While Binyamin loves being part of the Bears, there are certain challenges he and his family face. The biggest challenge is the league’s schedule. Binyamin has the skill level to be on the A team. However, the A team plays six of its eight games on Saturdays and Binyamin won’t play on Shabbos.

When asked why he won’t play on Shabbos, Binyamin said, “Cause I’m Orthodox, and we don’t play organized sports on Shabbos.” While his parents were the prime decision makers on this, Binyamin dealt it with rather easily. Ronit, who said she and husband Amnon talked about it with Binyamin at length beforehand, noted, “I don’t think he thinks about it on Shabbos.” She added that Binyamin is excited to check email after Shabbos, so he can read the message he gets about the results of the game. Fortunately, the B team plays the majority of its games on Sunday and Binyamin plays in those games. “It [the decision not to play on Saturday] wasn’t hard ’cause I got to play on Sunday.”

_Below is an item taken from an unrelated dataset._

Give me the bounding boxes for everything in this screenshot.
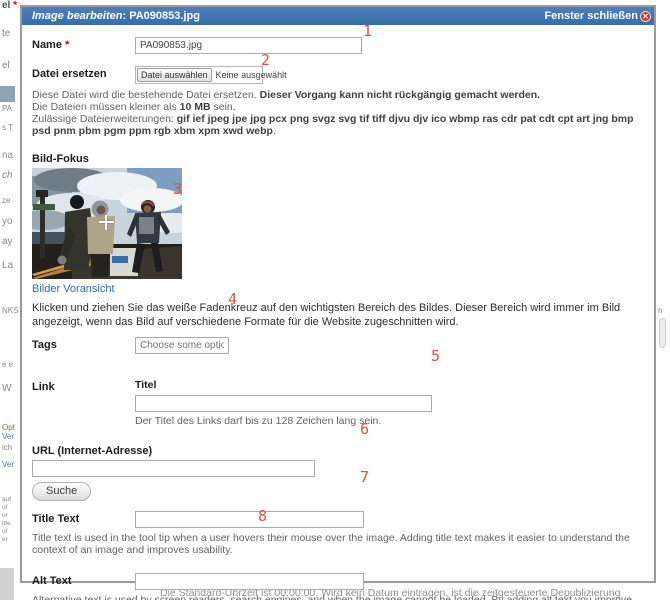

The challenge goes beyond the games on Shabbos. Binyamin is the Bergenfield Bears version of Jackie Robinson. His religious commitments make him different from the rest of the team. Overcoming this difference and fitting into the team was initially a challenge. Besides figuring out how to pronounce his name–they call him Bin now–the other kids were not sure how to approach Binyamin and he them. Ronit says, “He was shy at first. He had to learn how to make friends that were not like him.” However, Ronit adds, soon enough the other boys warmed up to Binyamin, and he became part of the crew. Part of the reason this transition occurred was because they saw Binyamin’s commitment and skill.

However, Binyamin’s teammates didn’t understand why he couldn’t play on Saturday. Binyamin notes one exchange he had with a teammate. “He said, ‘Why don’t you play on Saturday games?’ and I said we’re religious. They kept asking and the coach explained.” Coach Brooks knew there would be issues when Binyamin joined the team, but was happy to handle the challenge. In fact, he wanted it. He said, “I actively looked to recruit through that community. I wanted to bridge the gap between the Jewish and non-Jew community.”

Coach Brooks, who noted that Binymin’s schedule has not been a distraction at all, is happy to be able to accommodate the Wengers. He adds, “Sports doesn’t involve faith or religion. It’s just a bunch of kids having fun.”

Binyamin is not the only one who is breaking ground. Ronit says, “It’s a different mom experience being the only Jew. People are not talking about Shabbos or shul.” Many of the parents have noted that Binyamin is the only Orthodox kid to play in the league. This has drawn questions about her religious affiliation and traditions. These conversations come from curiosity and are helping to bridge the gap between the communities. In fact, one parent said to Ronit, “You’re so normal.”

While Binyamin and the other boys love playing in the league, it is a tremendous time commitment. The preseason starts in August, and the league runs through mid-November. During the season, the team practices every Tuesday, Wednesday, and Thursday for 2.5 hours, and they have a walk through on Friday. Practice is more intense during preseason. However, it’s not only about football, Amnon says. “Coach Brooks tells parents that kids should not come to practice if they don’t do their homework.” Discipline is certainly required!

Binyamin is gaining self-discipline, among other things, and is flourishing in the league. He recalls his favorite memory. His team had to win in order to make the playoffs. “I scored a safety and my team won by two points, 15-13. If we would have had a tie, we wouldn’t have made the playoffs.”

Binyamin’s big moment came in a game that was supposed to be played on at Saturday, but got pushed to Sunday due to rain. That was surely one prayer answered. Now, if only Binyamin’s favorite NFL team–the Jets–could have a few prayers answered.